Passkeys are a modern, secure way to sign in to your Gemini account without the need for traditional email and password. Passkeys use advanced cryptographic technology to link your Gemini account to your device, making authentication seamless and highly secure.
Why should I use passkeys?
Passkeys offer enhanced security compared to traditional two-factor authentication (2FA) methods like SMS or Authy. They resist phishing and SIM-swapping attacks, ensuring that only authorized users can access accounts. Additionally, passkeys are unique to each device, minimizing the risk of unauthorized access and strengthening overall account protection.
How do I opt-in?
Opt-into passkeys by navigating to your Account Settings > Security on web or Account Settings > Security Settings on mobile and locate “Passkeys” within the “Two-factor authentication methods (2FA)” section. From there, you can easily create a passkey to sign in without a password or perform two-factor authentication during sensitive actions such as withdrawals.
Can I Use My Passkey Only for 2FA Purposes?
To use your passkey exclusively as a 2FA method and not for passwordless sign-in, navigate to Account Settings > Security Settings > Sign in with Passkey and disable it for sign-in. Once disabled, your passkey will function solely for 2FA purposes.
I didn’t choose to have “Sign in with passkey” enabled, why is it on?
If you did not have a passkey registered with Gemini before September 2024, opting in to passkeys will automatically enable the Sign in with Passkey feature. However, if you already had a passkey registered with Gemini prior to September 2024, you need to manually enable Sign in with Passkey by navigating to Account Settings > Security and toggling the feature on.
What if I’m an Android user?
Passkeys on Gemini are available across web and mobile platforms including iOS and Android devices.

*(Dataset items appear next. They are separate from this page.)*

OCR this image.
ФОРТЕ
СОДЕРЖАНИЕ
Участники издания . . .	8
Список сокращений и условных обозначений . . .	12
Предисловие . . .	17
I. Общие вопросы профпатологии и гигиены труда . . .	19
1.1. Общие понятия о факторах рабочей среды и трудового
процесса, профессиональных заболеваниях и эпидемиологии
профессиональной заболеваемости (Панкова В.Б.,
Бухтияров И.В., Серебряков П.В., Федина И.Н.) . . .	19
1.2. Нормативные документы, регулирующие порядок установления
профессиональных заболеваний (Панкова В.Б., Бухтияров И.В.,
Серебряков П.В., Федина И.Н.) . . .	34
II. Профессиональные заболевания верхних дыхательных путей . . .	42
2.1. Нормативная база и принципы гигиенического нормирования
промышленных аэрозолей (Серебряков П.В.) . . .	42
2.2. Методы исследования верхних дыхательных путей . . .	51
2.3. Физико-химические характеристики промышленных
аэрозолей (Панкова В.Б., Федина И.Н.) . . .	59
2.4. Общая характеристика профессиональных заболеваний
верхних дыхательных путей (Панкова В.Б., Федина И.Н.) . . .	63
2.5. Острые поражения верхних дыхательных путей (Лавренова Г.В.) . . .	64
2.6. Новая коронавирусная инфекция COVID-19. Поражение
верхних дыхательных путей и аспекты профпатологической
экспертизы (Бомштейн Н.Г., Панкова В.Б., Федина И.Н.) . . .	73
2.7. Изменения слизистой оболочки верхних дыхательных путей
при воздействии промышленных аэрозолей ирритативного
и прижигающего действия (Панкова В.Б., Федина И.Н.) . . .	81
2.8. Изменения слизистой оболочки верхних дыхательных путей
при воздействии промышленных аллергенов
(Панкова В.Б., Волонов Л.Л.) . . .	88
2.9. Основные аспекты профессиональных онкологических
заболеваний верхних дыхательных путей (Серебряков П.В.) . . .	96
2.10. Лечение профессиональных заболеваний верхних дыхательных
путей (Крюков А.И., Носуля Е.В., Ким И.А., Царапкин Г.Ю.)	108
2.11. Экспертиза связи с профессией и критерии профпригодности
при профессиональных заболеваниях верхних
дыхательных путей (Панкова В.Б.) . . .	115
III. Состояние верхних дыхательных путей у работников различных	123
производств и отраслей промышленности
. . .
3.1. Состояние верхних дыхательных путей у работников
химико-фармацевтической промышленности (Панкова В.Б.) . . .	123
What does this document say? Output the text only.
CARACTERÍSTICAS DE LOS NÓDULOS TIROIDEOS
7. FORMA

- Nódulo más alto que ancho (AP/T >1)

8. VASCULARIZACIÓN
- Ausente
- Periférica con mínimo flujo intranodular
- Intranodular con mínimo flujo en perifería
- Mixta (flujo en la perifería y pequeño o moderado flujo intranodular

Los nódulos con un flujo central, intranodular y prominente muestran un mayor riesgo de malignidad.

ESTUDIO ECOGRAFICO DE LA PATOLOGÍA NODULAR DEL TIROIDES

How do I perform 2FA using passkeys?
Once you opt into passkeys, they become your default 2FA method across both web and mobile, for all authentication, including sign-ins and withdrawals. Passkeys created on your primary device will require only biometric authentication, such as fingerprint or facial recognition, to complete 2FA. If you use passkeys on a non-primary device where the passkey isn’t stored, the device will prompt you to scan a QR code to connect to your primary device. For example, if you set up passkeys on your phone and then attempt to log in on your computer, a QR code will appear on the computer screen. Open the camera app on your phone to scan the QR code and follow the on-screen instructions to complete the authentication process.
Am I eligible?
All Gemini operational countries are eligible for Passkey usage at time of launch.
What if I have a security key (hardware key) and a passkey?
Gemini recommends using both security keys and passkeys for optimal security, as they are the most secure authentication methods available. Passkeys are software-based and tied to your device, while security keys are physical objects that you must possess. Gemini supports having both security keys and passkeys associated with your account. When passkeys are enabled, they will be used as the default method for authentication.
Why do I see a QR code when signing in with a passkey on mobile?
If you see a QR code on your mobile device when signing in with a passkey, it means that device doesn't have a stored passkey for Gemini. This typically occurs if your passkey was created on another device, such as a web browser.
To resolve this:
- Use your passkey to access your account via a web browser. Ensure you are using an authorized device or authorize your current device.
- Temporarily turn on the Authentication code 2FA option in your security settings.
- Open the Gemini app on your mobile device and create a new passkey. This passkey can now be used across web and mobile.
- After setting up the passkey on your mobile app, disable authentication codes to keep your account safe.